The Girl with the Dragon Tattoo (12/21): I admire the way David Fincher has broken out of his three-to-five-year gap pattern in recent years, especially as fellow (if less financially successful) post-90s geniuses Spike Jonze and Paul Thomas Anderson routinely take huge breaks between features. So if Fincher wants to make a presumably mega-grossing pulp-thriller adaptation to cap off the ambitious run of Zodiac, The Curious Case of Benjamin Button, and The Social Network, I'll allow it. At worst, wet get a kinkier version of Panic Room or The Game, right? Not so bad.
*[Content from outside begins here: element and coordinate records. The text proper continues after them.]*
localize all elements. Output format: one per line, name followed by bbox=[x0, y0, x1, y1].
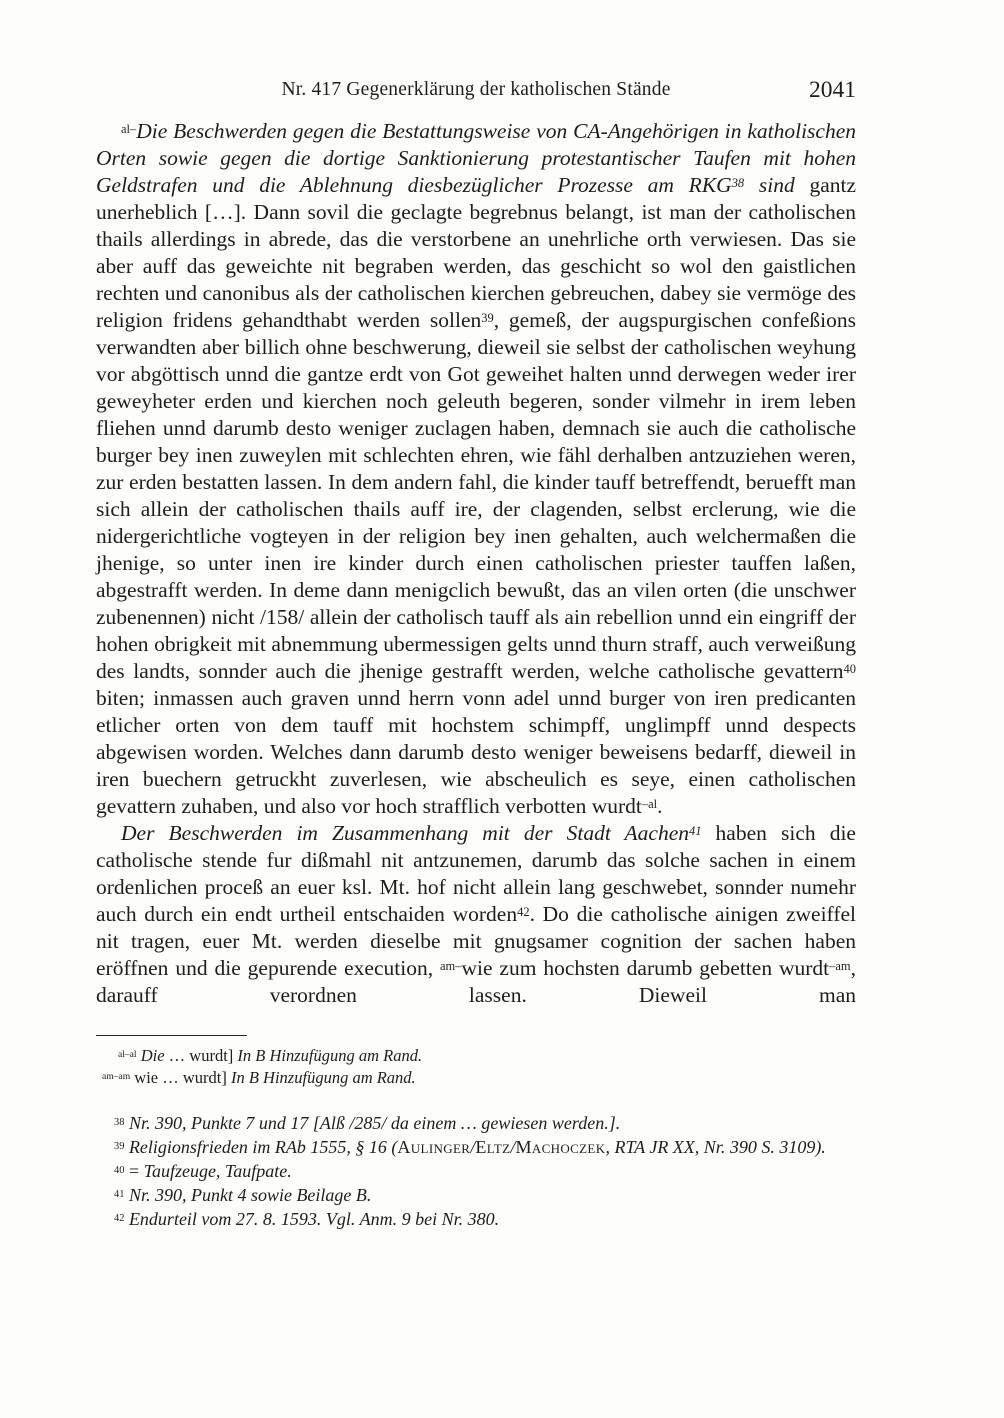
paragraph-regest-bestattung: $^{al-}$Die Beschwerden gegen die Bestattungsweise von CA-Angehörigen in katholischen Orten sowie gegen die dortige Sanktionierung protestantischer Taufen mit hohen Geldstrafen und die Ablehnung diesbezüglicher Prozesse am RKG$^{38}$ sind gantz unerheblich […]. Dann sovil die geclagte begrebnus belangt, ist man der catholischen thails allerdings in abrede, das die verstorbene an unehrliche orth verwiesen. Das sie aber auff das geweichte nit begraben werden, das geschicht so wol den gaistlichen rechten und canonibus als der catholischen kierchen gebreuchen, dabey sie vermöge des religion fridens gehandthabt werden sollen$^{39}$, gemeß, der augspurgischen confeßions verwandten aber billich ohne beschwerung, dieweil sie selbst der catholischen weyhung vor abgöttisch unnd die gantze erdt von Got geweihet halten unnd derwegen weder irer geweyheter erden und kierchen noch geleuth begeren, sonder vilmehr in irem leben fliehen unnd darumb desto weniger zuclagen haben, demnach sie auch die catholische burger bey inen zuweylen mit schlechten ehren, wie fähl derhalben antzuziehen weren, zur erden bestatten lassen. In dem andern fahl, die kinder tauff betreffendt, beruefft man sich allein der catholischen thails auff ire, der clagenden, selbst erclerung, wie die nidergerichtliche vogteyen in der religion bey inen gehalten, auch welchermaßen die jhenige, so unter inen ire kinder durch einen catholischen priester tauffen laßen, abgestrafft werden. In deme dann menigclich bewußt, das an vilen orten (die unschwer zubenennen) nicht /158/ allein der catholisch tauff als ain rebellion unnd ein eingriff der hohen obrigkeit mit abnemmung ubermessigen gelts unnd thurn straff, auch verweißung des landts, sonnder auch die jhenige gestrafft werden, welche catholische gevattern$^{40}$ biten; inmassen auch graven unnd herrn vonn adel unnd burger von iren predicanten etlicher orten von dem tauff mit hochstem schimpff, unglimpff unnd despects abgewisen worden. Welches dann darumb desto weniger beweisens bedarff, dieweil in iren buechern getruckht zuverlesen, wie abscheulich es seye, einen catholischen gevattern zuhaben, und also vor hoch strafflich verbotten wurdt$^{-al}$. bbox=[96, 119, 856, 818]
apparatus-entry-al: $^{al-al}$ Die … wurdt] In B Hinzufügung am Rand. bbox=[118, 1046, 423, 1065]
critical-apparatus bbox=[96, 1045, 856, 1089]
paragraph-regest-aachen: Der Beschwerden im Zusammenhang mit der Stadt Aachen$^{41}$ haben sich die catholische stende fur dißmahl nit antzunemen, darumb das solche sachen in einem ordenlichen proceß an euer ksl. Mt. hof nicht allein lang geschwebet, sonnder numehr auch durch ein endt urtheil entschaiden worden$^{42}$. Do die catholische ainigen zweiffel nit tragen, euer Mt. werden dieselbe mit gnugsamer cognition der sachen haben eröffnen und die gepurende execution, $^{am-}$wie zum hochsten darumb gebetten wurdt$^{-am}$, darauff verordnen lassen. Dieweil man bbox=[96, 821, 856, 1007]
footnote-39: $^{39}$ Religionsfrieden im RAb 1555, § 16 (Aulinger/Eltz/Machoczek, RTA JR XX, Nr. 390 S. 3109). bbox=[114, 1137, 826, 1157]
page-number: 2041 bbox=[809, 77, 856, 103]
footnote-42: $^{42}$ Endurteil vom 27. 8. 1593. Vgl. Anm. 9 bei Nr. 380. bbox=[114, 1209, 500, 1229]
footnote-divider-rule bbox=[96, 1035, 247, 1036]
footnotes-block bbox=[96, 1111, 856, 1231]
apparatus-entry-am: $^{am-am}$ wie … wurdt] In B Hinzufügung am Rand. bbox=[102, 1068, 416, 1087]
footnote-38: $^{38}$ Nr. 390, Punkte 7 und 17 [Alß /285/ da einem … gewiesen werden.]. bbox=[114, 1113, 621, 1133]
page-header bbox=[96, 74, 856, 106]
footnote-40: $^{40}$ = Taufzeuge, Taufpate. bbox=[114, 1161, 292, 1181]
main-text bbox=[96, 118, 856, 1009]
running-title: Nr. 417 Gegenerklärung der katholischen Stände bbox=[281, 79, 671, 100]
footnote-41: $^{41}$ Nr. 390, Punkt 4 sowie Beilage B. bbox=[114, 1185, 372, 1205]
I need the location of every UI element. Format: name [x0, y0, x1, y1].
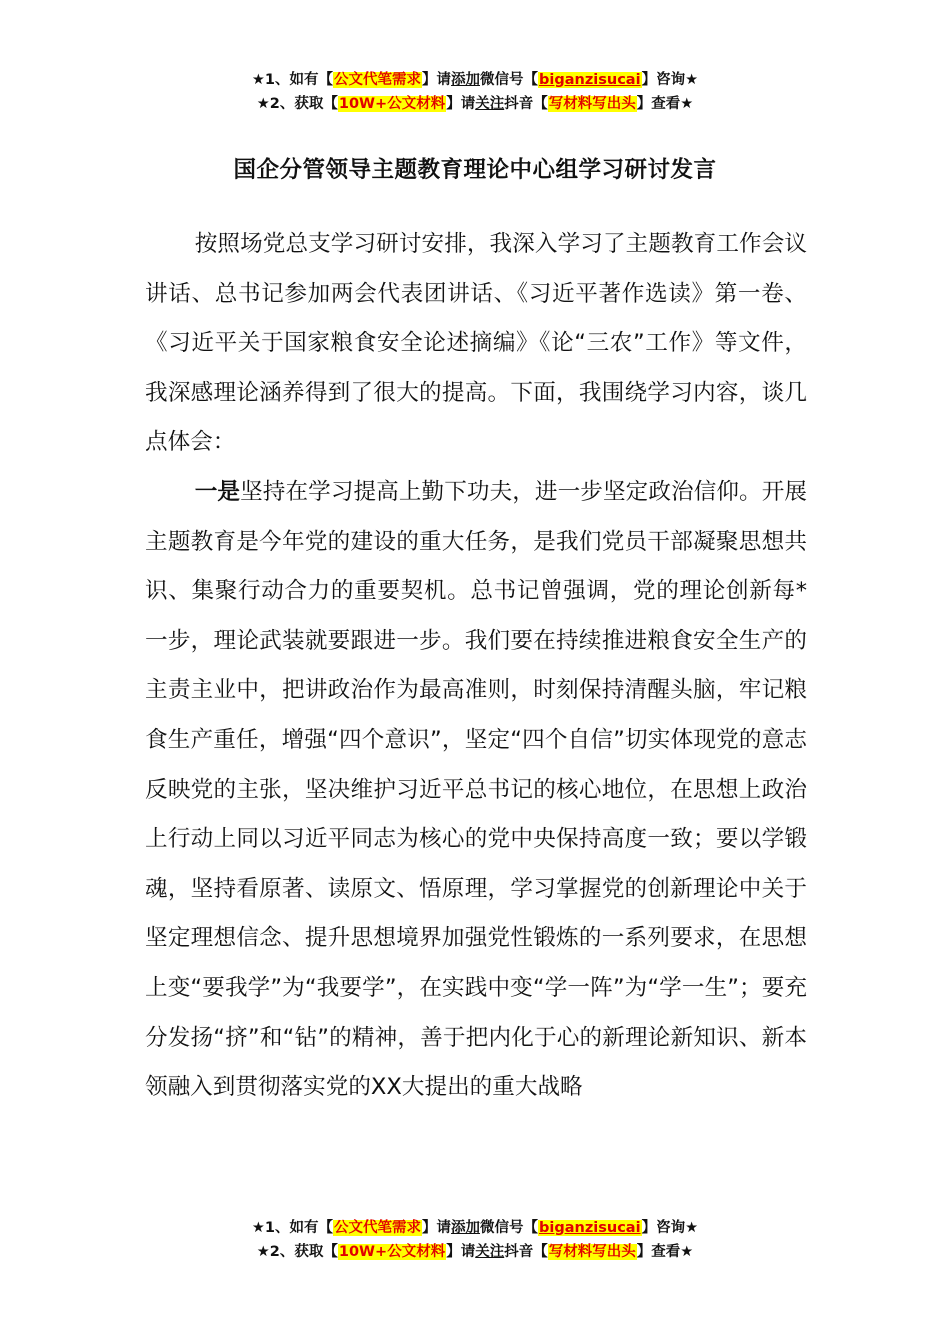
banner-text: 】请	[422, 72, 452, 88]
banner-text: 抖音【	[504, 96, 548, 112]
banner-text: 】请	[446, 1244, 476, 1260]
banner-line-2	[0, 1240, 950, 1264]
banner-text: 】查看★	[636, 1244, 694, 1260]
banner-text: 】咨询★	[641, 72, 699, 88]
banner-text: 】请	[422, 1220, 452, 1236]
paragraph-point-one	[145, 468, 807, 1113]
banner-text: 】请	[446, 96, 476, 112]
wechat-id-link[interactable]: biganzisucai	[539, 72, 641, 88]
banner-text: 微信号【	[480, 1220, 539, 1236]
banner-text: 抖音【	[504, 1244, 548, 1260]
banner-underlined-text: 关注	[475, 96, 505, 112]
banner-text: ★2、获取【	[256, 1244, 338, 1260]
banner-text: 】咨询★	[641, 1220, 699, 1236]
highlight-materials: 10W+公文材料	[338, 96, 446, 112]
douyin-account-highlight: 写材料写出头	[548, 1244, 636, 1260]
bottom-banner	[0, 1216, 950, 1264]
banner-line-2	[0, 92, 950, 116]
banner-text: ★1、如有【	[251, 1220, 334, 1236]
douyin-account-highlight: 写材料写出头	[548, 96, 636, 112]
wechat-id-link[interactable]: biganzisucai	[539, 1220, 641, 1236]
top-banner	[0, 68, 950, 116]
document-title: 国企分管领导主题教育理论中心组学习研讨发言	[233, 157, 717, 183]
paragraph-lead: 一是	[194, 478, 241, 505]
highlight-service: 公文代笔需求	[334, 72, 422, 88]
banner-text: ★2、获取【	[256, 96, 338, 112]
banner-line-1	[0, 68, 950, 92]
banner-underlined-text: 添加	[451, 72, 481, 88]
banner-underlined-text: 关注	[475, 1244, 505, 1260]
banner-text: ★1、如有【	[251, 72, 334, 88]
banner-text: 】查看★	[636, 96, 694, 112]
paragraph-text: 坚持在学习提高上勤下功夫，进一步坚定政治信仰。开展主题教育是今年党的建设的重大任务，是我们党员干部凝聚思想共识、集聚行动合力的重要契机。总书记曾强调，党的理论创新每*一步，理论武装就要跟进一步。我们要在持续推进粮食安全生产的主责主业中，把讲政治作为最高准则，时刻保持清醒头脑，牢记粮食生产重任，增强“四个意识”，坚定“四个自信”切实体现党的意志反映党的主张，坚决维护习近平总书记的核心地位，在思想上政治上行动上同以习近平同志为核心的党中央保持高度一致；要以学锻魂，坚持看原著、读原文、悟原理，学习掌握党的创新理论中关于坚定理想信念、提升思想境界加强党性锻炼的一系列要求，在思想上变“要我学”为“我要学”，在实践中变“学一阵”为“学一生”；要充分发扬“挤”和“钻”的精神，善于把内化于心的新理论新知识、新本领融入到贯彻落实党的XX大提出的重大战略	[145, 478, 808, 1101]
paragraph-intro: 按照场党总支学习研讨安排，我深入学习了主题教育工作会议讲话、总书记参加两会代表团讲话、《习近平著作选读》第一卷、《习近平关于国家粮食安全论述摘编》《论“三农”工作》等文件，我深感理论涵养得到了很大的提高。下面，我围绕学习内容，谈几点体会：	[145, 231, 807, 456]
banner-text: 微信号【	[480, 72, 539, 88]
document-body	[145, 220, 807, 1113]
highlight-materials: 10W+公文材料	[338, 1244, 446, 1260]
banner-underlined-text: 添加	[451, 1220, 481, 1236]
highlight-service: 公文代笔需求	[334, 1220, 422, 1236]
banner-line-1	[0, 1216, 950, 1240]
I'm also hoping—as someone who hasn't read the books or seen the Swedish movies and doesn't know much about this property in general apart from the presence of sex, violence, and sexual violence—that this gives us Fincher's first bona fide kickass lady hero (yeah, Sigourney Weaver played Ripley in Alien 3, but it's also the only Alien movie where she dies; and yeah, Helena Bonham Carter is pretty awesome in Fight Club but the whole movie is about dudes). It's all on you, actress I hadn't really heard of until the first scene in The Social Network.We Bought a Zoo (12/23): Come to think of it, this Christmas weekend has the best collection of wide-release auteur movies in ages: Spielberg times two; David Fincher; and, yes, Cameron Crowe counts. I'm a fan of all three, but it's Crowe (at least so far) who fills the perhaps-inevitable letdown spot. I really would've liked to like We Bought a Zoo. But I didn't, and I'm happy to go into thousand-word detail on that in my review.